Жемчужинами падало с губ разрозненное: он остерегается смотреть на Лету, будто боится остаться рядом с ней навечно. Он молчит и теперь иногда улыбается (Геката, ты же помнишь, он не умел улыбаться!) — и это все та же улыбка: отзвук прощания. Он не просит, чтобы жена была рядом, но не сводит с нее глаз, как будто если отведет — увидит другое.

— Проклятие, — сказала Геката, когда она договорила. Потом надолго замолчала, теребя вуаль. Задумалась всеми тремя головами. Закачала головой, поджимая алые губы. Потом тяжко выдохнула: — Я надеялась, что ему все же не пришлось.

Персефона сжала в пальцах нить, чтобы не порвать ее. Сердце тяжко стонало в груди: быть с ним, там, на судах, следить, стеречь, подмечать изменения на лице…

С возрастающим ужасом видеть, с какой жадностью он смотрит на тени. Не те, которые отправляются в Элизиум.

Которым назначено забвение асфоделей.

— Не пришлось – что? — переспросила, чувствуя, как ее захлестывает злость. Тайны, недомолвки, подземный мир… в Тартар все! — Что мне делать, Геката?

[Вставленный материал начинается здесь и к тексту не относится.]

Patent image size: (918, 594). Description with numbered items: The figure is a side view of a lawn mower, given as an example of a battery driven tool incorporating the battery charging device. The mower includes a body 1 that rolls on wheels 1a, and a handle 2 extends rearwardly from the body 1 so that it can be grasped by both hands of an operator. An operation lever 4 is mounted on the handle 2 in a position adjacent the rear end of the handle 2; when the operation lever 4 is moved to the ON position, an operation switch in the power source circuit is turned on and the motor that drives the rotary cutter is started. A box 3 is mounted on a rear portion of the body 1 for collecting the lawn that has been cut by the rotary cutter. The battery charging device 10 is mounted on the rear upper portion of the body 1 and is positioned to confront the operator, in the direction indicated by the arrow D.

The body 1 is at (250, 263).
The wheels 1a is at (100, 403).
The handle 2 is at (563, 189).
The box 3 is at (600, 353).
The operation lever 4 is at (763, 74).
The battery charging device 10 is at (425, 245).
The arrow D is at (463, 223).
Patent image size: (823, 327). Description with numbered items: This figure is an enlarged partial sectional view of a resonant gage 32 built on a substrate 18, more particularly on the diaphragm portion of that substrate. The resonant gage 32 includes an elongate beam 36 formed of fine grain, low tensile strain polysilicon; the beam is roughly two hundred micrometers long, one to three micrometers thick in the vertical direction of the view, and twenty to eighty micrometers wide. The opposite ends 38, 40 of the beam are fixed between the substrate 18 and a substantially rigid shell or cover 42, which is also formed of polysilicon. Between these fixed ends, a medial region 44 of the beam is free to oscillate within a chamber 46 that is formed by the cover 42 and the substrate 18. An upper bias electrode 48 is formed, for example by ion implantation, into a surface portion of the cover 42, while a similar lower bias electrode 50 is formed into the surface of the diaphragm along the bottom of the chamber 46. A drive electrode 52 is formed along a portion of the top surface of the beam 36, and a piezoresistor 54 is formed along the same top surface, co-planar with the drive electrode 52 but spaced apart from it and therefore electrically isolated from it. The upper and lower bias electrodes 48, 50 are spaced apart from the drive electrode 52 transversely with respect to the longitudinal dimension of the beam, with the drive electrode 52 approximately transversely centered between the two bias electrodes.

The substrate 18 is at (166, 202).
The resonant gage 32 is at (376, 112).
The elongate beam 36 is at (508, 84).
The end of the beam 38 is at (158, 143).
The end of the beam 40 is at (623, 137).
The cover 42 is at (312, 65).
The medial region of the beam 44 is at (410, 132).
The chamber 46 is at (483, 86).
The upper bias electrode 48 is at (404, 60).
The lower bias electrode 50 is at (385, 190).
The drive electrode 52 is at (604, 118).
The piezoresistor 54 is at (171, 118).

Сперва ты… говоришь, что он собирался уйти, уйти навсегда — ты не сказала куда, я остановила его, что ты мне скажешь теперь?

Трехтелая провела тонкими пальцами по лбу.

— Скажу, что я ошиблась. Ошиблась, когда думала, что еще не поздно… что ты хочешь? Ты все делаешь правильно. Больше, чем правильно. Вот только…

Она вновь замолкла. Долго молчала, пока выдохнула это «Не могу».

Не могу помочь, поняла Кора. Не могу исцелить.

Это только твое.

Проклятие, как кратки зимы…

— Возврата нет, — обронил Хирон, учитель героев, ныне умерший и пьянствующий в компании подземных на Стигийских болотах. — Лекарства тоже.

Он даже не стал ее выслушивать. А потом понес какую-то чушь о том, что ничто не может возродить то, что сгорело изнутри. Мол, на пепле цветы не распускаются, и вообще, кто ж там знал, что можно свалиться в две пропасти одновременно?!

Ее взгляд заставил Хирона нервно уцокать в угол пиршественного зала — кентавр почти поверил, что бывают изумрудные лезвия. И сейчас два из них прилетят ему в глотку. Прямо из глаз царицы.

Она перестала спать.

Сказала Гекате — «Не твое дело». И про себя умоляла дни и ночи разрастись, не приближать весну. Пристраивала голову мужа у себя на плече и принималась рассказывать захлебывающимся шепотом — о том, как ревновала его к Минте, и о том, какие сплетни ходили на Олимпе о Мелиное, о том, как Деметра рассказывала всем о своем визите в подземный мир («Накушалась гостеприимства подземного!»), об их первой ночи, когда ему удалось ее удивить. Рассказывала взахлеб, так же, как жила, не отрывая глаз от его лица (он улыбался — свободный и опустошенный — в ответ).